Budgets and economic policies should remain a responsibility of national governments, the report says.
Moreover, the experts argue it was a mistake for funds in the so-called permament crisis mechanism — due to be enshrined in an EU treaty in 2013 — to keep on paying high bank interest rates and stop states becoming insolvent – which is exactly what Angela Merkel and other European leaders have planned the fund to do.
The experts also note that no sanctions have been placed on any states that have created excessive debt and that the European Commission was blocking the introduction of tougher sanctions.
Economics Minister Rainer Brüderle welcomed the report yesterday but has given no indication that any of ist suggestions are to be implemented. This in spite of the fact that the eurozone is facing an unprecedented crisis due to the mountains of unaffordable government debt.
The Merkel government is pursuing policies that are the diametrical opposite of those recommended by their own experts, favouring banks over states, a transfer union that puts all tax payers on the hook for astronomical fractional reserve banking debt over default.
Eurobonds were introduced by the ESFS in January to finance Ireland’s bailout with hardly any publicity.
Because the ESFS has no basis in any EU treaty, it is not clear what the legal basis of these eurobonds is.
Also, European leaders objected to the introduction of eurobonds at a Brussels summit in December 2010.
The eurobonds will lead to more solvent countries such as Germany and Austria having to pay higher interest rates to service their national debt, Ifo economics expert Hans Werner Sinn said in Der Standard.
Because of the failure of Merkel and European leaders to introduce an insolvency mechanism in spite of the recommendation of expert panels, tax payers could soon forced to hand over almost the entire annual tax revenues of the eurozone to pay the exorbitant interest rates on the artificially engineered bank debt that governments have equated with national debt.

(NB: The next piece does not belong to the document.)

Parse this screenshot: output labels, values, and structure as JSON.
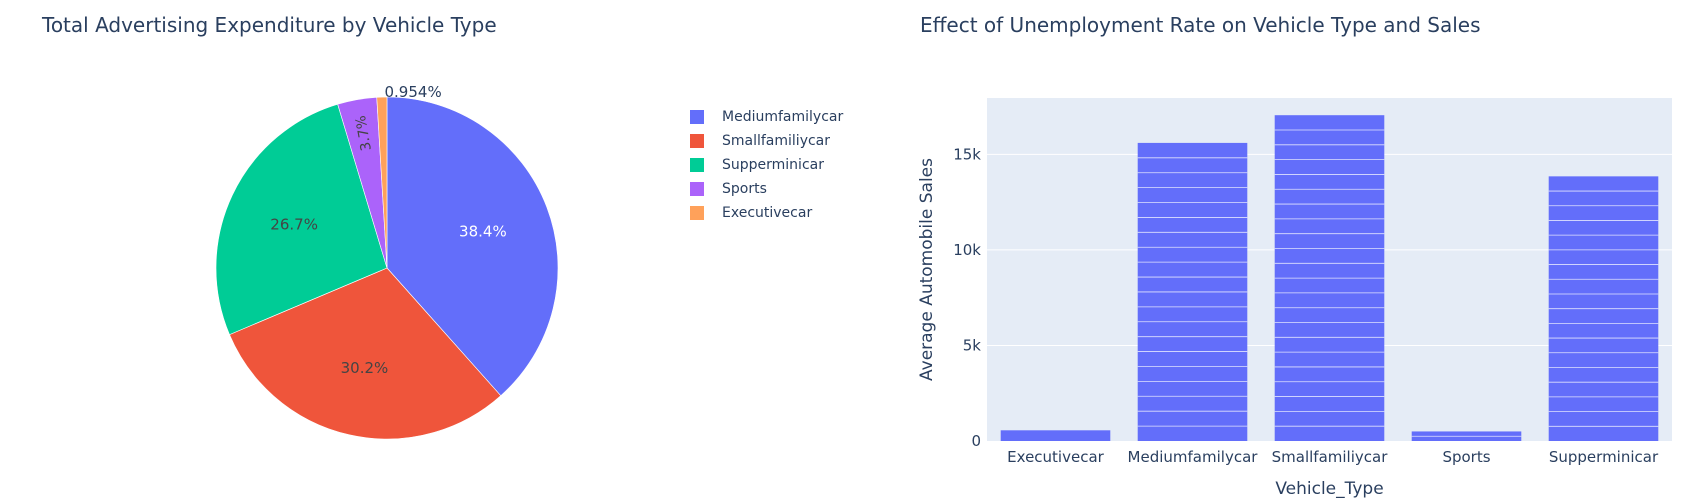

The suppression of the report strongly suggests the notion that the Merkel government is actively conspiring to mislead the German public on the best way of handling the eurozone crisis for the benefit of the banks.
Der Spiegel wrongly reports that the key report was unveiled in Berlin yesterday, Monday, when it was published six weeks ago just as Ireland began to have difficulties in raising money on the bond market.
Instead of following the advice of ist own economic experts and allowing Ireland to default on its AIB debt created with the help of a complex financial property fraud by Hypo Real Estate, the Merkel government pushed Ireland into a loan from the IMF and EU that will see it enter a deflationary depression. Ireland’s private pensions are to be used to pay the banksters.
Hypo Real Estate has given back state guarantees worth more than 38 billion euros to the German government, and yet the same bank is sucking in Irish tax payer’s money through Irish state guarantees.
http://online.wsj.com/article/BT-CO-20101222-707123.htmlPortugal is now facing pressure from Germany to take on an exorbitant IMF and EU loan to pay ist national debt debt. The IMF and EU will take charge of the national budget in a move that amounts to a coup d’etat by the private banks and financial elite who control these institutions.
The way a key report recommending insolvency was buried makes it clear that Bilderberg Chancellor Angela Merkel is systematically ignoring policies and mechanisms — which are recommended by the government’s own economic experts — to stablise the eurozone crisis while promoting opportunities for the banks to make profits by extracting tax money and assets for artificially engineered souvereign debt.
Deutsche Bank — headed by Bilderberg Josef Ackermann – is at the heart of a huge fractional reserve banking fraud and hugely undercapitalised. To keep their ponzi scheme going, they need to suck ever more quantities of cash from tax payers.
European banks need to roll over more than 400 billion euros of debts this year and are having to offer their mortgage pools as collateral because they are essentially insolvent because of their fraudulent dealings.